If Capo di tutti Capi Roberts demands answers, who am I to refuse the call?

Below the fold, my thoughts on the choice of Stephane Dion for leader of the Liberal Party of Canada. The short version: modest optimism.

(Note: I am not a member of the Liberal Party, but I have voted for them occasionally.)

To understand the dynamics of this leadership race, you need to understand a few things about the Liberal Party’s place in Canadian politics. The Liberal Party has been the semi-permanent Party of Government in Canada, having run the country for the bulk of the 20th century. Liberals — sometimes arrogantly, if not undeservedly — see periods when they are out of power as deviations from the norm.

The lingering problem for the Liberal Party — which contributed indirectly to its recent electoral defeat — has been a deep division between two factions, respectively loyal to the two previous Liberal Prime Ministers, Jean Chretien and Paul Martin. Declaring my biases: While I’m not a Liberal voter by nature, I was a much bigger fan of Chretien than Martin.
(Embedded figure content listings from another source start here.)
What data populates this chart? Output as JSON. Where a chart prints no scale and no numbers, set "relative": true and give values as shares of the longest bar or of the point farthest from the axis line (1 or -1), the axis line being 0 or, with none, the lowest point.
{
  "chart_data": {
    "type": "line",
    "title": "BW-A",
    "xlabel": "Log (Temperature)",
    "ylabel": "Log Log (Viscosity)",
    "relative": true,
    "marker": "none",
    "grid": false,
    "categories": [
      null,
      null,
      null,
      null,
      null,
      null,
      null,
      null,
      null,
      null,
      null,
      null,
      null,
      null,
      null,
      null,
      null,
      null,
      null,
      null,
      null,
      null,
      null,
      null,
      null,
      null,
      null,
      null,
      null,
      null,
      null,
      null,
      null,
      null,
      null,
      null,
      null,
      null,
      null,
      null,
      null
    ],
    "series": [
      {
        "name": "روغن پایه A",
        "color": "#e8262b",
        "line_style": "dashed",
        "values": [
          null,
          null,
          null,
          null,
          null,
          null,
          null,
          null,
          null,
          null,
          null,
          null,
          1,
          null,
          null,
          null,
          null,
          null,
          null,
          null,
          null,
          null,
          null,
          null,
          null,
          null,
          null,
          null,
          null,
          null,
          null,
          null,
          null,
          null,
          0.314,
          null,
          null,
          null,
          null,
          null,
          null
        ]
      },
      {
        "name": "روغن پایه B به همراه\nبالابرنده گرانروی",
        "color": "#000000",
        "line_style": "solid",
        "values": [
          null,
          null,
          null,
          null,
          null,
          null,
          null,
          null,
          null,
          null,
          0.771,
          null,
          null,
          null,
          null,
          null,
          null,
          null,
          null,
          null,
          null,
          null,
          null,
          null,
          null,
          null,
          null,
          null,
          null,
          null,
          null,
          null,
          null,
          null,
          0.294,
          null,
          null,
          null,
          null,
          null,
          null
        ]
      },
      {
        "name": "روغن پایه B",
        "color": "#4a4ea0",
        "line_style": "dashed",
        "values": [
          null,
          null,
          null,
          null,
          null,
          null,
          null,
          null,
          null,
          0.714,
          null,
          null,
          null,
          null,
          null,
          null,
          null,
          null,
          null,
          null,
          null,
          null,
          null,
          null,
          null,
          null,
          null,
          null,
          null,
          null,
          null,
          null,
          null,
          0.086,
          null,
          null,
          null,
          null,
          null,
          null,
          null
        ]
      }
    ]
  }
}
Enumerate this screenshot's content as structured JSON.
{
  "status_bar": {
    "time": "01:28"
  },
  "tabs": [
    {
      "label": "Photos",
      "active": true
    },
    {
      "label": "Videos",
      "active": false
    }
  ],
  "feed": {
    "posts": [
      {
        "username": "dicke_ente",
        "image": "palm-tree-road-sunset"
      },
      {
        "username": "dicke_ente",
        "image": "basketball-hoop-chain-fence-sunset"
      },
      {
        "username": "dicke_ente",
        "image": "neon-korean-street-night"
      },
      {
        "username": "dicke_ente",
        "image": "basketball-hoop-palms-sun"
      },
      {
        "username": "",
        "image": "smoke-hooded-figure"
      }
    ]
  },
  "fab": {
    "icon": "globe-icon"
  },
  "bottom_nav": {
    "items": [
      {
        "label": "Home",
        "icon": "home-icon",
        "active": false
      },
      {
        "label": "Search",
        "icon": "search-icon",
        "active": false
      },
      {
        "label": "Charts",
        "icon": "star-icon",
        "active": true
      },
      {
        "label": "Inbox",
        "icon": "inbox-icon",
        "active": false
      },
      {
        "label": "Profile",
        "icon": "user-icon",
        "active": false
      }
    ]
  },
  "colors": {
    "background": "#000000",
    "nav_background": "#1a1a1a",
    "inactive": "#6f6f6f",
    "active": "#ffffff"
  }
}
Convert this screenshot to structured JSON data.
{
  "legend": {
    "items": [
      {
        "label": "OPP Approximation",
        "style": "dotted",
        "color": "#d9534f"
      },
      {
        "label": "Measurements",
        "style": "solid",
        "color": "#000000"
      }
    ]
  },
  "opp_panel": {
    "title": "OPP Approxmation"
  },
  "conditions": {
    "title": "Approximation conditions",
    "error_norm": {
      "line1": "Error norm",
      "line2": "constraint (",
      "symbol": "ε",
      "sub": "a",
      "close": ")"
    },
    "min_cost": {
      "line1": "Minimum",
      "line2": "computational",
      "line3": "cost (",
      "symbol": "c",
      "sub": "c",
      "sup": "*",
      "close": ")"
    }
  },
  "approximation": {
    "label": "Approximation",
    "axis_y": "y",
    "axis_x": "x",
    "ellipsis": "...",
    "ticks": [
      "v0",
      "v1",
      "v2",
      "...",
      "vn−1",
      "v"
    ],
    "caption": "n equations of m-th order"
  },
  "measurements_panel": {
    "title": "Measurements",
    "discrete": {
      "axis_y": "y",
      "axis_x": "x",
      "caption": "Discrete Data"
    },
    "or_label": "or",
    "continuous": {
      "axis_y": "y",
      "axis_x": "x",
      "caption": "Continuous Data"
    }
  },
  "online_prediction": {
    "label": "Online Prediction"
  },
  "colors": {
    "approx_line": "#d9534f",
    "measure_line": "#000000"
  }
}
For the past decade or so (until this January), the Liberals were running the country more-or-less competently when it came to fiscal matters, but basically letting a lot of things keep going on cruise control without any government control, most obviously environmental issues. Under the Liberals, carbon emissions have grown way beyond any level we can bring in line with Canada’s Kyoto obligations. The Conservatives now in government, while blaming the Liberals for this situation, have given up even the pretense of complying with Kyoto.

Enter Stephane Dion. As the Minister of the Environment for two years, he did not have a lot of things to chalk up as successes. The reality of Canadian politics, however, is that the Prime Minister has an incredible amount of control over his cabinet and over the Parliament — much stronger than even Bush’s hold on the GOP Congress. We can’t really say whether Dion’s brief record as a middleweight Environment Minister gives any indication of his future success. He was serving two Prime Ministers who did not prioritize the environment. He has made the environment one of his “three pillars," and if the Liberals win he would be the first explicitly green Prime Minister the country has ever had.

Two other things need to be said, one about Stephane Dion, the other about the Liberal Party in general.

I said we don’t have a lot of evidence from Dion’s tenure as Environment Minister to go on. That’s because the bulk of his time in the government of Canada was as Minister of Intergovernmental Affairs, also called the “Unity Minister.” In this position, he took on the separatists in Quebec (a perennial Canadian issue) with great passion and effect; he is credited with having defused much of the separatist passion during the 1990s. (I have written elsewhere that Dion was the man nobody expected to win, but the man who most deserves the job.) Intergovernmental affairs is one of the least popular but most important portfolios in the Canadian political scene, and Dion won grudging respect even from some separatists for his skill and intelligence. Now the man with that skill and intelligence has made saving the environment the campaign issue with which he will fight the next election. I call that a major plus.

The Liberal Party of Canada, however, is not in a great fighting shape at the moment. Heavily in debt, with a poor fundraising apparatus, and still viewed with suspicion by many Canadians after 13 years of incumbency, Dion has a much, much more difficult road ahead of him than many Liberals acknowledge. If the Liberals run on the environment and lose — whether fairly or not — the conventional wisdom could become “running green means losing.” The environment more or less ceased being an issue in Canada in the 1980s or so, and a big loss now under a green banner would risk putting The Cause on the back burner for another decade or more.

Nevertheless, as an environmentalist I am, as I say, modestly optimistic. Dion has made a career out of defying expectations, and the Liberal Party has a strong group of leaders that I suspect will mount a more effective campaign than some realize. And even though the Liberals are not the party I am naturally inclined to vote for, it’s a good day when any party brings the environment front and center. The movement will only arrive when the environment is no longer a partisan issue, after all.